- By Liza Torborg
Mayo Clinic Q and A: Take precautions to avoid ticks and Lyme disease
DEAR MAYO CLINIC: In the summer, my kids play outdoors most of the day, and we have found ticks on their clothing. Is Lyme disease something I should be worried about? What are the early symptoms? Does bug spray keep ticks away?
ANSWER: Lyme disease is the most common illness spread by ticks in the United States. So it is worth taking precautions to prevent this disease, especially if your children play in wooded, grassy or bushy areas and you live or vacation in an area where Lyme disease is prevalent.
Lyme disease is caused by a bacterium, called Borrelia burgdorferi. Black-legged ticks, also known as deer ticks, which feed on the blood of animals and humans, can carry the bacteria and spread it when they feed.
The ticks tend to live in long grasses, bushes, shrubs and forested areas. If your children play where grass is short or their play area is covered with another material, then ticks aren’t a big concern. If, however, they go hiking in the woods or play in long grass, or if your yard has a significant number of bushes and shrubs, then you need to take steps to make it less likely that your children will end up with ticks.
One of the most effective ways to deter ticks is to wear clothing that covers the arms and legs, including long-sleeve shirts and long pants tucked into socks, along with a hat. Of course in the summertime that kind of clothing can get uncomfortable, especially for kids who are running and playing.
If your children prefer to be in shorts and t-shirts and they play in tick-prone areas, then it’s important that they wear insect repellent. To keep ticks away, the repellent should have a 20 percent or higher concentration of DEET. Some parents worry about the safety of DEET. If you follow the directions, though, DEET is safe for children ages 6 months and older.
You can also use an insect repellent called permethrin on your children’s clothing.

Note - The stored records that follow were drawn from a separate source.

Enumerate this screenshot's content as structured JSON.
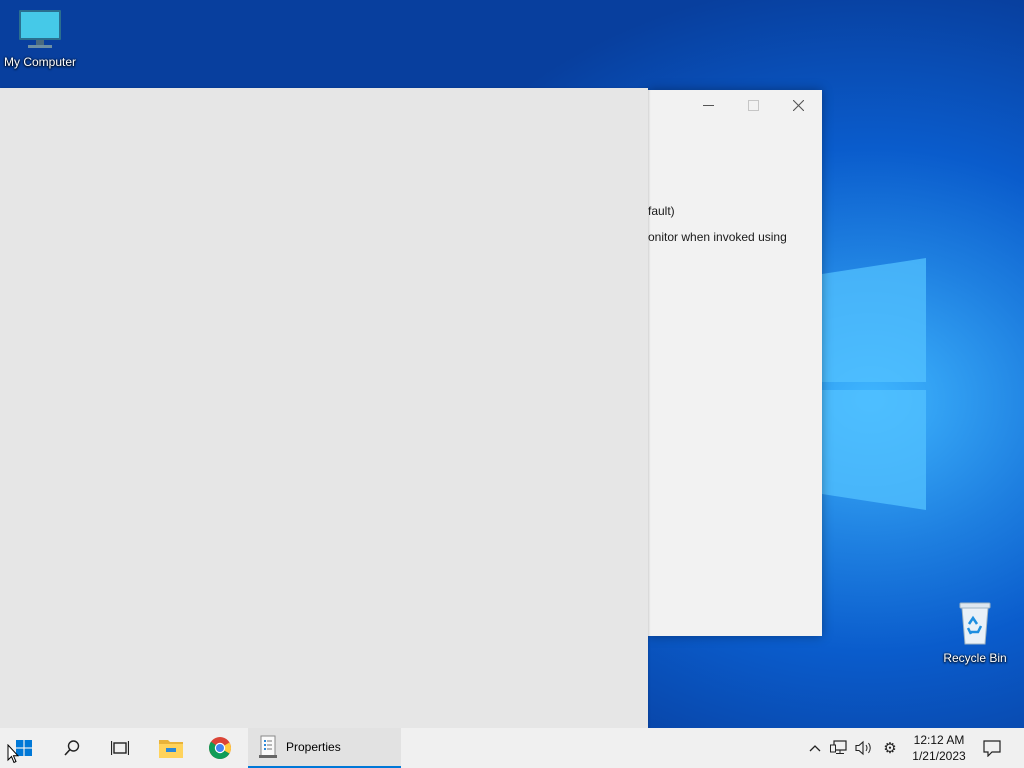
{
  "desktop": {
    "icons": [
      {
        "label": "My Computer",
        "icon": "monitor-icon"
      },
      {
        "label": "Recycle Bin",
        "icon": "recycle-bin-icon"
      }
    ]
  },
  "properties_window": {
    "controls": {
      "minimize": "minimize-icon",
      "maximize": "maximize-icon",
      "close": "close-icon"
    },
    "text_fragments": [
      "fault)",
      "onitor when invoked using"
    ]
  },
  "taskbar": {
    "start": "windows-start-icon",
    "search": "search-icon",
    "task_view": "task-view-icon",
    "pinned": [
      "file-explorer-icon",
      "chrome-icon"
    ],
    "open_window": {
      "title": "Properties",
      "icon": "properties-app-icon"
    },
    "tray": {
      "icons": [
        "chevron-up-icon",
        "network-icon",
        "volume-icon",
        "settings-icon"
      ],
      "time": "12:12 AM",
      "date": "1/21/2023",
      "notification_icon": "notification-icon"
    }
  },
  "colors": {
    "desktop_blue": "#0a5ccc",
    "accent": "#0078d7",
    "taskbar_bg": "#f0f0f0",
    "window_bg": "#f2f2f2",
    "panel_bg": "#e6e6e6"
  }
}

This repellent does not just repel ticks, it kills them. You can spray it on clothing in advance, so that it has time to dry before your children wear it, or you can buy clothing that already has permethrin embedded in the fabric.
If you notice a tick on your child’s skin, take it off as soon as possible. The best way to do that is to use a tweezers. Pinch down by the head where it’s attached to the skin. Don’t squeeze, crush or twist it. Instead, pull the tick out carefully using consistent pressure.
If the tick is very swollen, that means it has been feeding for quite some time. A tick must be attached for 36 hours or more before it can transmit the bacteria that cause Lyme disease. If you find a swollen tick on your child, and you live in an area where Lyme disease is prevalent, remove the tick and bring it with your child to a doctor. The doctor may decide to give your child an antibiotic to prevent Lyme disease.
Symptoms of early-stage Lyme disease include a flu-like illness that usually involves aches and pain. Some people develop a fever, but others do not. The symptom to watch for, though, is a bull’s-eye mark at the spot where the tick attached. It occurs in up to 80 percent of people with Lyme disease. It’s normal for a small bump to develop after a tick bite. If over several days, however, the redness expands to form a rash in a bull’s-eye pattern, with a red outer ring surrounding a clear area, then you need to see a doctor. Be sure to mention that your child has recently been outdoors around ticks.
Treatment for Lyme disease usually involves a short course of antibiotics. If treated in its early stages, Lyme disease can often be effectively eliminated without any long-term problems. — Bobbi Pritt, M.D., Laboratory Medicine & Pathology, Mayo Clinic, Rochester, Minn.